Ciò che gli altri dizionari non menzionano per pudore o supposta correttezza è proprio quest’ultimo pezzo: “to maximize the number of survivors”. Il triage è una scrematura grezza, crudele, a volte sommaria e certamente utilitaristica nello spirito, che si effettua quando è evidente che in una data situazione non tutti si possono salvare, e pertanto chi ha il potere di decidere è chiamato a esercitarlo e a scegliere chi può essere salvato e chi no. Si sa, à la guerre comme à la guerre. Ma ancora più illuminante è la seconda accezione, generale, che sempre lo stesso dizionario dà:
the assigning of priority order to projects on the basis of where funds and resources can be best used or are most needed.
Dalla sfera semantica della lotta tra la vita e la morte si passa all’economia e al mercato, in fin dei conti un ambito governato da leggi molto simili, cosa evidente fin dal linguaggio che si utilizza per parlarne: giocare in borsa, l’arena (o l’altalena) dei mercati, il nervosismo, le paure e l’euforia degli operatori, la competizione delle imprese, e così via.

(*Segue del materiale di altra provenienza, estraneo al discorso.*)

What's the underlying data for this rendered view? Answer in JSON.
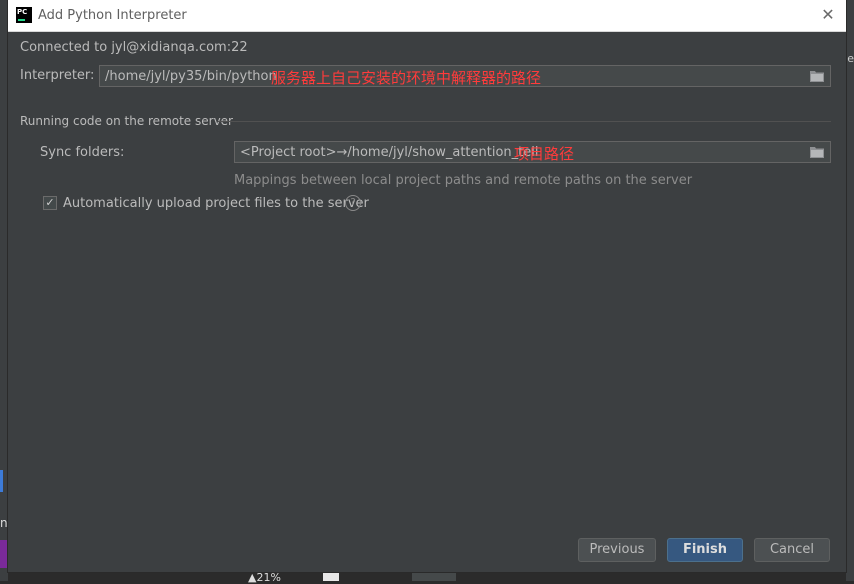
{
  "window": {
    "icon_text": "PC",
    "title": "Add Python Interpreter",
    "close_glyph": "✕"
  },
  "connection": {
    "text": "Connected to jyl@xidianqa.com:22"
  },
  "interpreter": {
    "label": "Interpreter:",
    "value": "/home/jyl/py35/bin/python",
    "annotation": "服务器上自己安装的环境中解释器的路径",
    "annotation_color": "#ff3b3b",
    "browse_icon": "folder-icon"
  },
  "remote_section": {
    "title": "Running code on the remote server",
    "sync_label": "Sync folders:",
    "sync_value": "<Project root>→/home/jyl/show_attention_tell",
    "sync_annotation": "项目路径",
    "mapping_hint": "Mappings between local project paths and remote paths on the server",
    "auto_upload": {
      "label": "Automatically upload project files to the server",
      "checked": true,
      "check_glyph": "✓",
      "help_glyph": "?"
    }
  },
  "buttons": {
    "previous": "Previous",
    "finish": "Finish",
    "cancel": "Cancel"
  },
  "background": {
    "left_fragment": "n",
    "right_fragment": "e",
    "bottom_fragment": "▲21%"
  },
  "colors": {
    "dialog_bg": "#3c3f41",
    "primary_button": "#365880",
    "text": "#bbbbbb"
  }
}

Nei nostri tempi tormentati, si sente la mancanza di un uso politico del triage, sia come accezione lessicale sia come buona pratica. Come suggeriscono Berger e Zijderveld nel loro saggio Elogio del dubbio uscito per il Mulino nel 2011, dove ricorrono al concetto di triage per spiegare come il dubbio positivo e la riflessione senza pregiudizi possano essere istituzionalizzati all’interno di una moderna democrazia liberale in quella che chiamano politica della moderazione: un dibattito continuo in cui vengano prese in considerazione le varie posizioni su una data questione cercando di allentare le tensioni, favorire il dialogo e trovare punti di accordo su cui costruire le politiche. Gli autori si occupano principalmente della sfera etica e religiosa, ma suggeriscono che in linea di principio il triage si possa applicare su tutto. E soprattutto sulla scelta delle politiche da adottare da parte dei decisori in momenti in cui non ci sono risorse per accontentare tutti, riconoscendo che esistono cose che si possono fare e cose che, brutalmente, non ci possiamo permettere.
A proposito, come si traduce triage?
“Determinazione delle priorità” è la soluzione più comune e più precisa. Se si volesse rendere con una sola parola italianizzata, cosa che non va più molto di moda, si dovrebbe adattare –age nel corrispondente italiano –aggio (come aggiotaggio, vantaggio, lignaggio, derivati dal francese come triage). Quindi avremmo il breve e incisivo triaggio. È una soluzione all’antica e oggi si propenderebbe per un banale prestito, è vero, e forse non suona neanche benissimo. Ma a volte i vecchi rimedi, come le vecchie parole, sono i migliori.